Brazil to lure foreign doctors to fill posts

Brazil to lure foreign doctors to fill posts
Brazilian President Dilma Rousseff attends a ceremony to launch the National Pact for Health at Planalto Palace in Brasilia on July 8, 2013.
PHOTO: Brazil to lure foreign doctors to fill posts

BRAZIL - Brazil launched a programme to lure thousands of foreign doctors to fill vacancies in its public health system, a move criticised by many domestic health care professionals.

Improving public health services was one of the key demands made by hundreds of thousands of Brazilians who staged three weeks of nationwide street protests last month.

President Dilma Rousseff said the initiative, which will be implemented by presidential decree, will involve 10,000 posts and an investment of around $1.27 billion.

The government said the three-year posts, with a monthly pay of $4,500, would be filled mainly by Brazilian doctors, but foreign counterparts would also be used to fill the gap.

Those selected will begin working in mid-September, mainly in the country's hinterland and poor suburbs of major cities.

"Every Brazilian must have access to a doctor," Rousseff said. "Brazil is short of doctors.

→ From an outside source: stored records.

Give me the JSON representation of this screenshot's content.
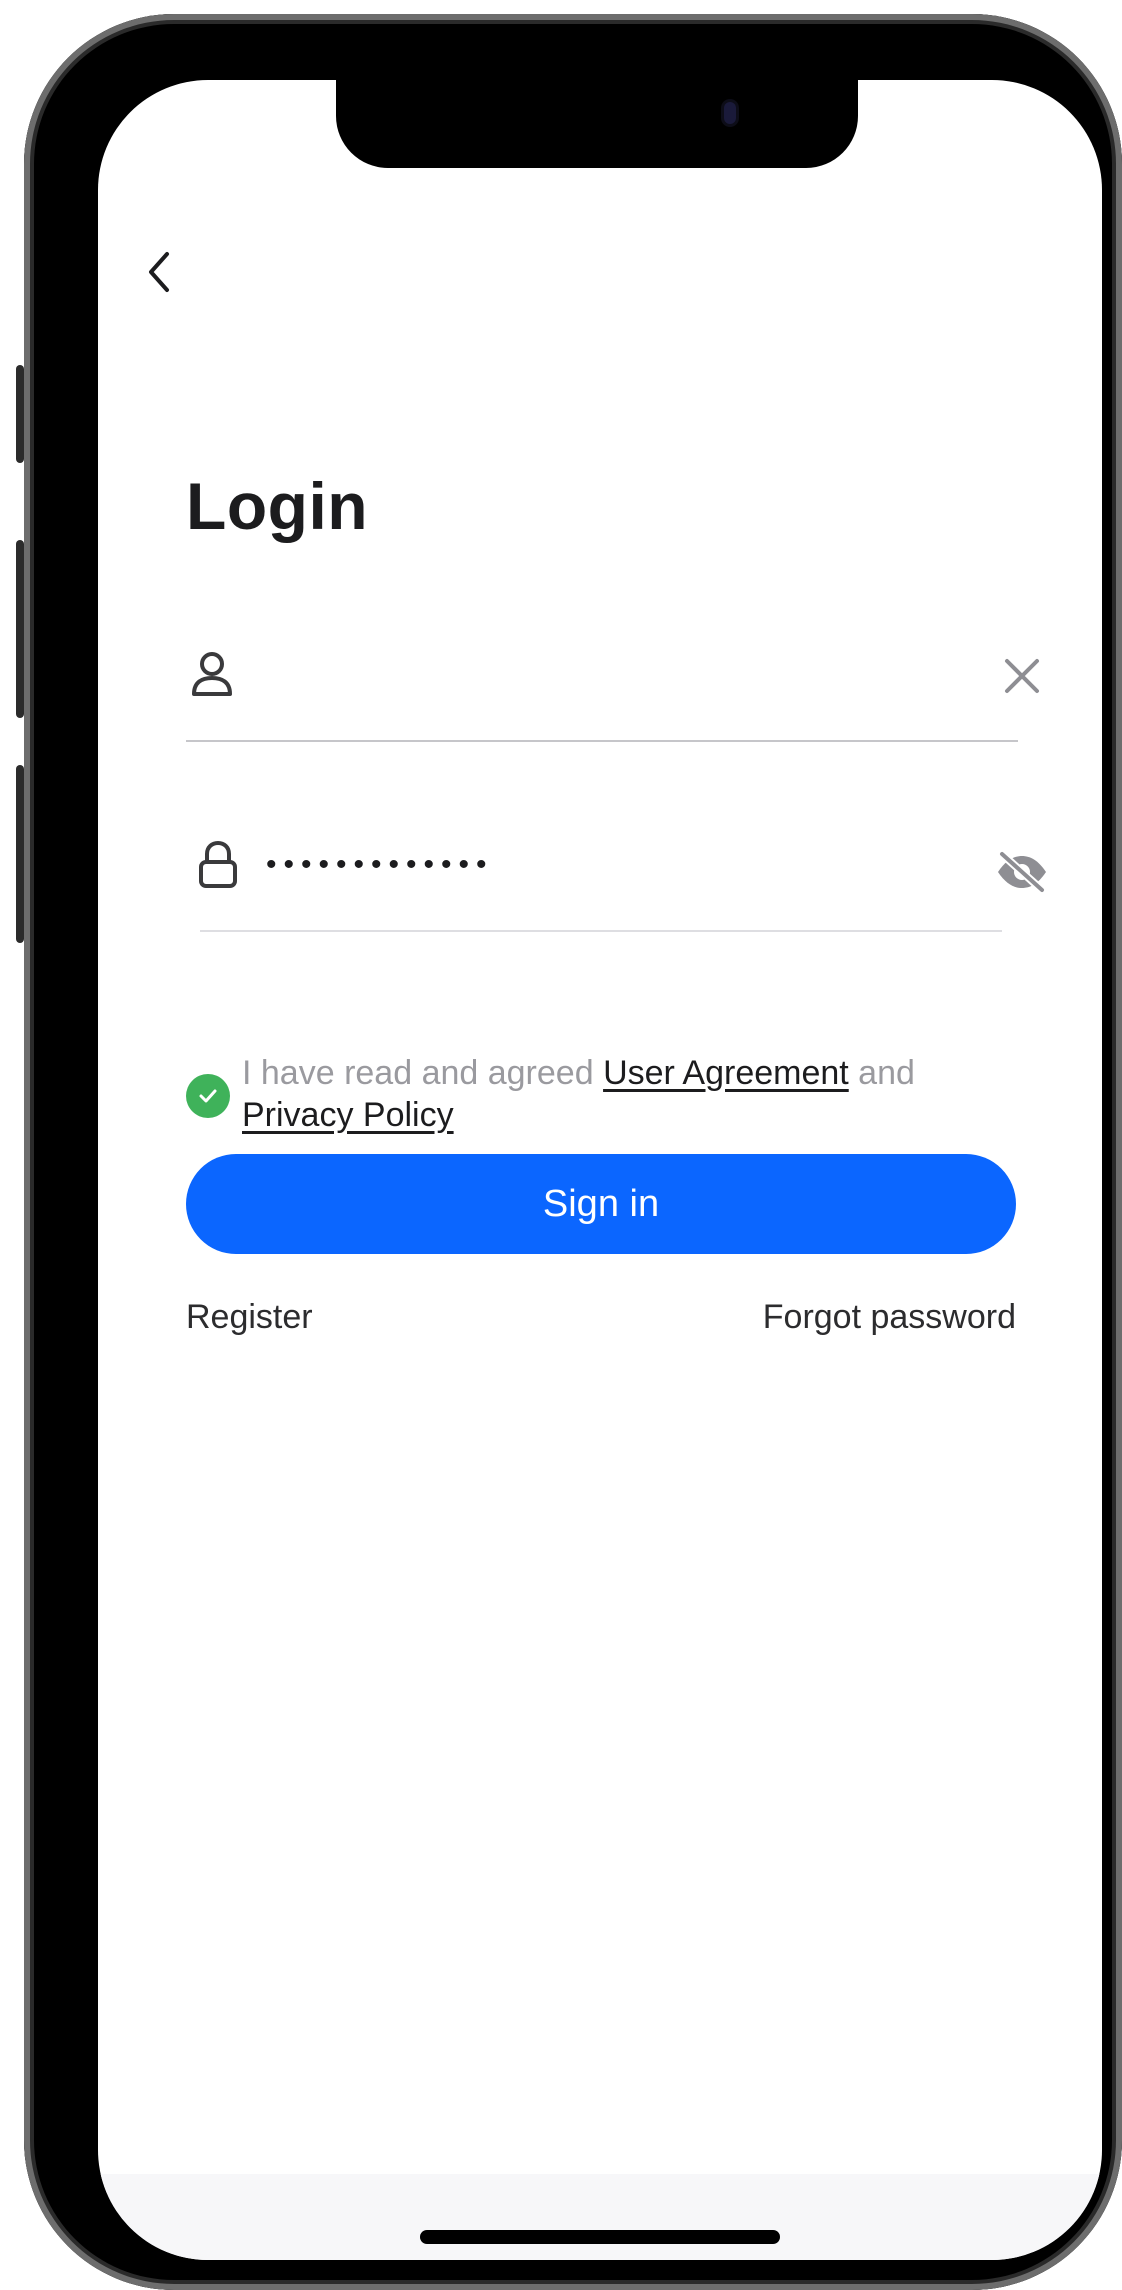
{
  "header": {
    "back_icon": "chevron-left-icon"
  },
  "page": {
    "title": "Login"
  },
  "form": {
    "username": {
      "icon": "user-icon",
      "value": "",
      "clear_icon": "close-icon"
    },
    "password": {
      "icon": "lock-icon",
      "value": "•••••••••••••",
      "toggle_icon": "eye-off-icon"
    }
  },
  "agreement": {
    "checked": true,
    "prefix": "I have read and agreed ",
    "user_agreement": "User Agreement",
    "middle": " and ",
    "privacy_policy": "Privacy Policy"
  },
  "actions": {
    "sign_in": "Sign in",
    "register": "Register",
    "forgot_password": "Forgot password"
  },
  "colors": {
    "primary": "#0B66FF",
    "success": "#3FB25A",
    "text": "#1C1C1E",
    "muted": "#9A9A9F"
  }
}
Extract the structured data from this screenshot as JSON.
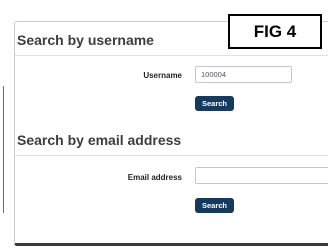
{
  "figure_label": "FIG 4",
  "username_section": {
    "title": "Search by username",
    "field_label": "Username",
    "field_value": "100004",
    "button_label": "Search"
  },
  "email_section": {
    "title": "Search by email address",
    "field_label": "Email address",
    "field_value": "",
    "button_label": "Search"
  },
  "colors": {
    "button_bg": "#163a5e",
    "button_text": "#ffffff",
    "panel_border": "#c8cdd2"
  }
}
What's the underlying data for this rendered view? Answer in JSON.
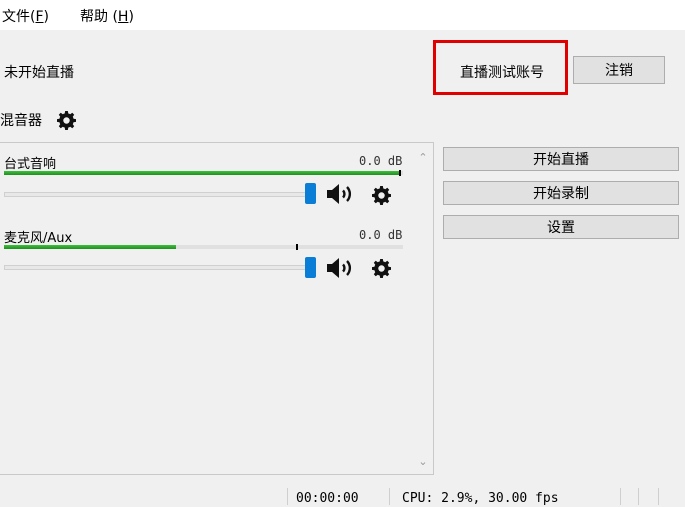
{
  "menu": {
    "file": "文件(",
    "file_key": "F",
    "file_end": ")",
    "help": "帮助 (",
    "help_key": "H",
    "help_end": ")"
  },
  "stream_status": "未开始直播",
  "account": {
    "name": "直播测试账号",
    "logout_label": "注销"
  },
  "mixer": {
    "title": "混音器",
    "channels": [
      {
        "name": "台式音响",
        "db": "0.0 dB",
        "level": 0.99,
        "slider_value": 1.0
      },
      {
        "name": "麦克风/Aux",
        "db": "0.0 dB",
        "level": 0.43,
        "slider_value": 1.0
      }
    ]
  },
  "controls": {
    "start_stream": "开始直播",
    "start_record": "开始录制",
    "settings": "设置"
  },
  "statusbar": {
    "time": "00:00:00",
    "cpu": "CPU: 2.9%, 30.00 fps"
  },
  "colors": {
    "highlight": "#e10000",
    "meter": "#2fa82f",
    "slider": "#0a7dd6"
  }
}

If we don't have enough in Brazil, we will look for good doctors wherever they are."

Foreign applicants must come from countries where there are more than 1.8 doctors per 1,000 inhabitants, such as Spain, Portugal, Argentina or Cuba.

But the daily Folha de Sao Paulo reported Monday that the government dropped plans to import thousands of Cuban doctors and instead decided to turn to those from Spain and Portugal. There was no explanation as to why.

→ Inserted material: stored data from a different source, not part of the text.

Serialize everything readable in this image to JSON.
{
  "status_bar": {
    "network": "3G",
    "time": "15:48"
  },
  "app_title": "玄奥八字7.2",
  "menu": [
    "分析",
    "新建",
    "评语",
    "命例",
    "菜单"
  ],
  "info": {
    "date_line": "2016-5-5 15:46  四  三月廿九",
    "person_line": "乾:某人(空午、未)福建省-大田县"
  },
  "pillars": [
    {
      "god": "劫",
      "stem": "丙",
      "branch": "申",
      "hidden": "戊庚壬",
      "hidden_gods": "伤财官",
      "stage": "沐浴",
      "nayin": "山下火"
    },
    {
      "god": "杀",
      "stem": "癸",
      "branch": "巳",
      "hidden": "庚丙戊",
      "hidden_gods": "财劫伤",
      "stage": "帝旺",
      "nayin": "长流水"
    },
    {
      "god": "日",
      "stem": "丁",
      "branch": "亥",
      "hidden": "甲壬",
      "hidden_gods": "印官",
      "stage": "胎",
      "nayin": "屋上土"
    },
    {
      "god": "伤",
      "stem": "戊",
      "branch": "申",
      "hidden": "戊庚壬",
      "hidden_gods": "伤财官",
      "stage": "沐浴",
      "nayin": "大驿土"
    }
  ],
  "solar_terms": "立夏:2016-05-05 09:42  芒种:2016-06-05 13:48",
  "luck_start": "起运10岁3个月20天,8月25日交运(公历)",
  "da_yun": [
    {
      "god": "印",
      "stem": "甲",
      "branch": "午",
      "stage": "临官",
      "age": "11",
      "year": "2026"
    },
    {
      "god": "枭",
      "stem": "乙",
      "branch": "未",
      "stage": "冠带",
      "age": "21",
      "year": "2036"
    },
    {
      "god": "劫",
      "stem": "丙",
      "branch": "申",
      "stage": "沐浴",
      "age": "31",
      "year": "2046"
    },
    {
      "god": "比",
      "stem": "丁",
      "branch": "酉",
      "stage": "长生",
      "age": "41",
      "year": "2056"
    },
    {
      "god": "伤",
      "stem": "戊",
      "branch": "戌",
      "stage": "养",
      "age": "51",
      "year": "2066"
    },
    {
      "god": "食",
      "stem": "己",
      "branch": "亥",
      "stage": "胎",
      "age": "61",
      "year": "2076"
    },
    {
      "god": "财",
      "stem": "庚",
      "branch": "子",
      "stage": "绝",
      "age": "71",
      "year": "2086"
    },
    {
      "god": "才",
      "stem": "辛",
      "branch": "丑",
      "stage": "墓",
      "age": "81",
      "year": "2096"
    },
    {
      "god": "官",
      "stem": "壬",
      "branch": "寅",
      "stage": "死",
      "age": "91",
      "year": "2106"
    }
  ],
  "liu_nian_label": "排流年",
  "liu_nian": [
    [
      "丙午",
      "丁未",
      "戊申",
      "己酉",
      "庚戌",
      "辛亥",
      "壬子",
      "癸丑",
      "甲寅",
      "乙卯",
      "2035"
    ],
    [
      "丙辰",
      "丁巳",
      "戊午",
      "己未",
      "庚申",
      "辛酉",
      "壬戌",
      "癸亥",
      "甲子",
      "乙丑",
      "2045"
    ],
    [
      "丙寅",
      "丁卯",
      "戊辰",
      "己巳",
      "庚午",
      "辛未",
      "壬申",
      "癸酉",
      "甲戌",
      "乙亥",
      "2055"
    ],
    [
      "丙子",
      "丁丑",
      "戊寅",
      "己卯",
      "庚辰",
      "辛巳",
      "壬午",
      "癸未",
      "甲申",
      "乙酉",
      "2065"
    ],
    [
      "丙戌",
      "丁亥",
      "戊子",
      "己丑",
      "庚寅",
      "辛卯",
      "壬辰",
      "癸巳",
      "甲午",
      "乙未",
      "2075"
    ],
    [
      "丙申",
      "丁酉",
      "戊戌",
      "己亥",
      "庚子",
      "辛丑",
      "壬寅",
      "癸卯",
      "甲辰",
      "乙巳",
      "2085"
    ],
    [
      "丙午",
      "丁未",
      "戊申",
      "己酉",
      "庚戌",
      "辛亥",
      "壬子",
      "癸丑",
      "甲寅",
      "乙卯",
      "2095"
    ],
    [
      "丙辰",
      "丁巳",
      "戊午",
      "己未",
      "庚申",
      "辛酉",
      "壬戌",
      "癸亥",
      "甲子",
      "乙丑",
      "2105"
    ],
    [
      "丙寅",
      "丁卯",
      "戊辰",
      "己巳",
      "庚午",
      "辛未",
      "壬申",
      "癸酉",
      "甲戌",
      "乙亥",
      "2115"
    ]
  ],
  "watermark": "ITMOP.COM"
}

"It is an emergency measure to resolve a serious and urgent problem," Rousseff said. "Nobody should be afraid, I will never take away jobs from our professionals or put the health of the population at risk."

The health ministry said there was a shortage of 54,000 doctors across the country.

But Brazilian doctors' associations last month slammed the plan to lure foreign doctors, insisting that the problem was not a shortage of doctors but rather poor management and a lack of resources in the public health sector.

Doctors, nurses and other health care professionals last month joined the nationwide street protests to express their displeasure over the government programme.